Interpretation of the results should consider the study limitations. First, the MMDS database contains only data captured from physicians and other provider staff using the EMR; patient data, including prior treatments and comorbidities, taken by health care providers outside of the MMDS affiliate Electronic Medical Assistant system will not be captured. To that end, non-dermatology conditions in MMDS are self-reported and therefore may be underreported and/or discordant with medical record documentation by a provider [40]. Also, the results of this study are specific to guselkumab, secukinumab, and ixekizumab users and are not generalizable to patients receiving other biologics for psoriasis and the broader psoriasis population eligible for biologics; for instance, patients whose race was underrepresented. Also, more than 50% of patients in this study were from the Southeastern USA. This observation is consistent with the higher distribution of dermatology practices in the south [27-29]; therefore, the psoriasis patient population in other regions of the USA are underrepresented. In addition, the observed prevalence of obesity is consistent with past studies [7, 30]. It is worth noting that these studies also had a similar psoriasis population in terms of geography (e.g., south), which may have had an impact on this observation [41].

Conclusion

This real-world study elucidates the characteristics of moderate-to-severe psoriasis patients initiating treatment with guselkumab, secukinumab, and ixekizumab. The results suggest that over 80% of patients treated with these biologics are overweight or obese, and approximately 40–50% are current or past smokers. Correspondingly, a high prevalence of cardiovascular disease was observed. Overall, this real-world study adds to the body of literature describing the characteristics of patients with moderate-to-severe psoriasis receiving biologic treatments.

Why carry out this study?

Efficacy of biologics in management of patients with moderate-to-severe psoriasis is well established in clinical trials; however, there is limited evidence on the use of these medications in real-world settings.

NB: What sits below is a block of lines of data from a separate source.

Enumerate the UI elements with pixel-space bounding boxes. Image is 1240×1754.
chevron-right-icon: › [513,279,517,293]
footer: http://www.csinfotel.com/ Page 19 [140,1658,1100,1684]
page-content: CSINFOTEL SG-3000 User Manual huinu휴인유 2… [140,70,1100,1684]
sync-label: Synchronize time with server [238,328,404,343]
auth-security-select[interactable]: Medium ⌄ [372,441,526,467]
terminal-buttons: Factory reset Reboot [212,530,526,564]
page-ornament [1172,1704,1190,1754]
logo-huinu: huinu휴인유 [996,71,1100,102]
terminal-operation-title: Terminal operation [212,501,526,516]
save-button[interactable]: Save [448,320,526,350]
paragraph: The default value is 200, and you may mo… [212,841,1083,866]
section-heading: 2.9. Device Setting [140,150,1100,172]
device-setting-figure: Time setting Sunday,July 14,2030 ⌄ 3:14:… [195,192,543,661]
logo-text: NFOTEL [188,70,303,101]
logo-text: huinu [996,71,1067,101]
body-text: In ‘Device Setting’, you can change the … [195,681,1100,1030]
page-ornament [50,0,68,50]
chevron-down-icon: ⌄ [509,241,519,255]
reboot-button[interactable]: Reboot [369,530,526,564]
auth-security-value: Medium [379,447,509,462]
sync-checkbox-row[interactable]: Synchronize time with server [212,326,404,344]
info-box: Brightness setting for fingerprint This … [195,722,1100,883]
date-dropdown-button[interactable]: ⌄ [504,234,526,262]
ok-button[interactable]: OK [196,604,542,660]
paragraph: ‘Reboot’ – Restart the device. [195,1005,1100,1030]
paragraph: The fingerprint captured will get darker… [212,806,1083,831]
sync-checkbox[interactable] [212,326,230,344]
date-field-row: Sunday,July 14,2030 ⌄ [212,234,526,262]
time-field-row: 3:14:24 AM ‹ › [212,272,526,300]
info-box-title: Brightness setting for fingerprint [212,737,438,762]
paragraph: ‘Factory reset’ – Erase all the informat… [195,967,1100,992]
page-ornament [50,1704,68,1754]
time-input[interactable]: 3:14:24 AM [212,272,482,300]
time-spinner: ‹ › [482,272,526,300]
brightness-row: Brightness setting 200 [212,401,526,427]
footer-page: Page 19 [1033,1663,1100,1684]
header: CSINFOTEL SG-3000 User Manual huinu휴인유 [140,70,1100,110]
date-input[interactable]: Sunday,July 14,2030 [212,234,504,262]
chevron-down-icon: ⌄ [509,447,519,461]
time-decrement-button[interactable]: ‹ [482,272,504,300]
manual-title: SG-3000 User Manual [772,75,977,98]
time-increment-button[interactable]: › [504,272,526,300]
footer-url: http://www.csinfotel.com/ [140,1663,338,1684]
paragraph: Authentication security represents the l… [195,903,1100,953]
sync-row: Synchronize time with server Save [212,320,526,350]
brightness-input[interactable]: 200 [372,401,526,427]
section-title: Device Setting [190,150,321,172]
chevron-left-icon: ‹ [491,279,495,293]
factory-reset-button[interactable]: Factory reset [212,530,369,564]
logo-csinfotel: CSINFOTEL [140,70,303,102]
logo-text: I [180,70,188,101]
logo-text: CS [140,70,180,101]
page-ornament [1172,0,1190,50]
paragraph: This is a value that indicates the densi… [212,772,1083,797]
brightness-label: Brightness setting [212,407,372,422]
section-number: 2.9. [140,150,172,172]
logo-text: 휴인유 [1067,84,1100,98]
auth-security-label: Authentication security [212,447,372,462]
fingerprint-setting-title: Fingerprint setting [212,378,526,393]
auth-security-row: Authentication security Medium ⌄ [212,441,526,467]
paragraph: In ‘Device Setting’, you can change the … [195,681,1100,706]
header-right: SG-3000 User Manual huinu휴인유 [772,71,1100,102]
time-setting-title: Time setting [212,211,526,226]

The objective of the current study was to describe the demographic and clinical characteristics and prior treatment of patients with moderate-to-severe psoriasis, newly initiated on three biologics approved for this indication: guselkumab, secukinumab, and ixekizumab.

What was learned from the study?

The results suggest that over 80% of patients treated with these biologics are overweight or obese, and approximately 40–50% are current or past smokers. Correspondingly, a high prevalence of cardiovascular disease was observed. About half of patients in each cohort had prior biologic use.